The IRDA also asked the life insurers that the policyholders Ulips should be allowed to revive their cover within two years of stoppage of premium payment, but not later than the expiry of lock-in period

New Delhi: Holders of unit-linked insurance policies (Ulips) who discontinue their policies mid-way shall get a minimum guaranteed interest at par with State Bank of India (SBI) savings bank account rates, reports PTI quoting the Insurance Regulatory and Development Authority (IRDA).

Changing the rules, the IRDA also asked the life insurers that the policyholders Ulips should be allowed to revive their cover within two years of stoppage of premium payment, but not later than the expiry of lock-in period.

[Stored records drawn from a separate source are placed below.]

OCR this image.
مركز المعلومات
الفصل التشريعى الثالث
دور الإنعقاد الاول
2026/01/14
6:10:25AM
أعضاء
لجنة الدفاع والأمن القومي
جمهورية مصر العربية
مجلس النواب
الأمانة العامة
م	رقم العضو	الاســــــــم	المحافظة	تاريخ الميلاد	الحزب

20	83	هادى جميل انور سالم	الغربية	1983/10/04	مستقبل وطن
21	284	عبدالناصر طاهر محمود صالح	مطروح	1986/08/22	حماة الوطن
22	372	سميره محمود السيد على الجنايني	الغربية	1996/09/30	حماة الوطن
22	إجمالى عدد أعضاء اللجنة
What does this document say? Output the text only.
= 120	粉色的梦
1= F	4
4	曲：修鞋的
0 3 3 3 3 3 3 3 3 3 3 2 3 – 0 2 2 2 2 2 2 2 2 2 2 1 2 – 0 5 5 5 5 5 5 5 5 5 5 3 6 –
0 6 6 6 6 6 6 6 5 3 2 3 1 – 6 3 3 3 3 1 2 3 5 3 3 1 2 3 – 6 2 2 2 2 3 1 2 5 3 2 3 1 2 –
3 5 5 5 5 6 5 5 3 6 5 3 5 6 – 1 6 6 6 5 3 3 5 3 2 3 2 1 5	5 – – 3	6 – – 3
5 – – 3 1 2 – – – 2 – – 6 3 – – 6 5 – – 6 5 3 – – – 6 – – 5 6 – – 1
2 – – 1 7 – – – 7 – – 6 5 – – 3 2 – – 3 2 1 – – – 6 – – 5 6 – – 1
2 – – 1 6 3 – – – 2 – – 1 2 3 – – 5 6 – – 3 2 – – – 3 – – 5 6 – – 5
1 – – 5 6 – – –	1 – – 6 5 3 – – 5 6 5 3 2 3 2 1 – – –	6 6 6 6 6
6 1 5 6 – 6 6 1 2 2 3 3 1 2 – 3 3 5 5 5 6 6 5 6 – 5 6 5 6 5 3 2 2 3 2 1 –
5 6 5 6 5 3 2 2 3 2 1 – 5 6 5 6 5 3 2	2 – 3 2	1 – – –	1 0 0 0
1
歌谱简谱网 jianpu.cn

“The policyholder shall have the right to revive such policy within two years from the date of discontinuance and not later than the expiry of lock in period,” IRDA said in a circular to all life insurance companies.

Elaborating on the interest rates to be paid on the discontinued policies, the IRDA circular said that proceeds of such policies means “... subject to a minimum guarantee of interest as applicable to savings bank account of the SBI”.

Further, the policyholders would be duly compensated for the discontinuation charges in case the policies are revived.

The compensation would be on the basis of the Net Asset Value (NAV) of the units of a common fund which is created out of the discontinuation charges and premium paid.

The regulator has also asked the insurance companies that the segregated fund relating the discontinued policies shall be invested in a pattern to be approved by IRDA.

When a policy is stopped mid-way, the insurers will be able to levy only discontinuance and fund management charges.

“No other charges, by whatsoever name, shall be levied,” the IRDA said.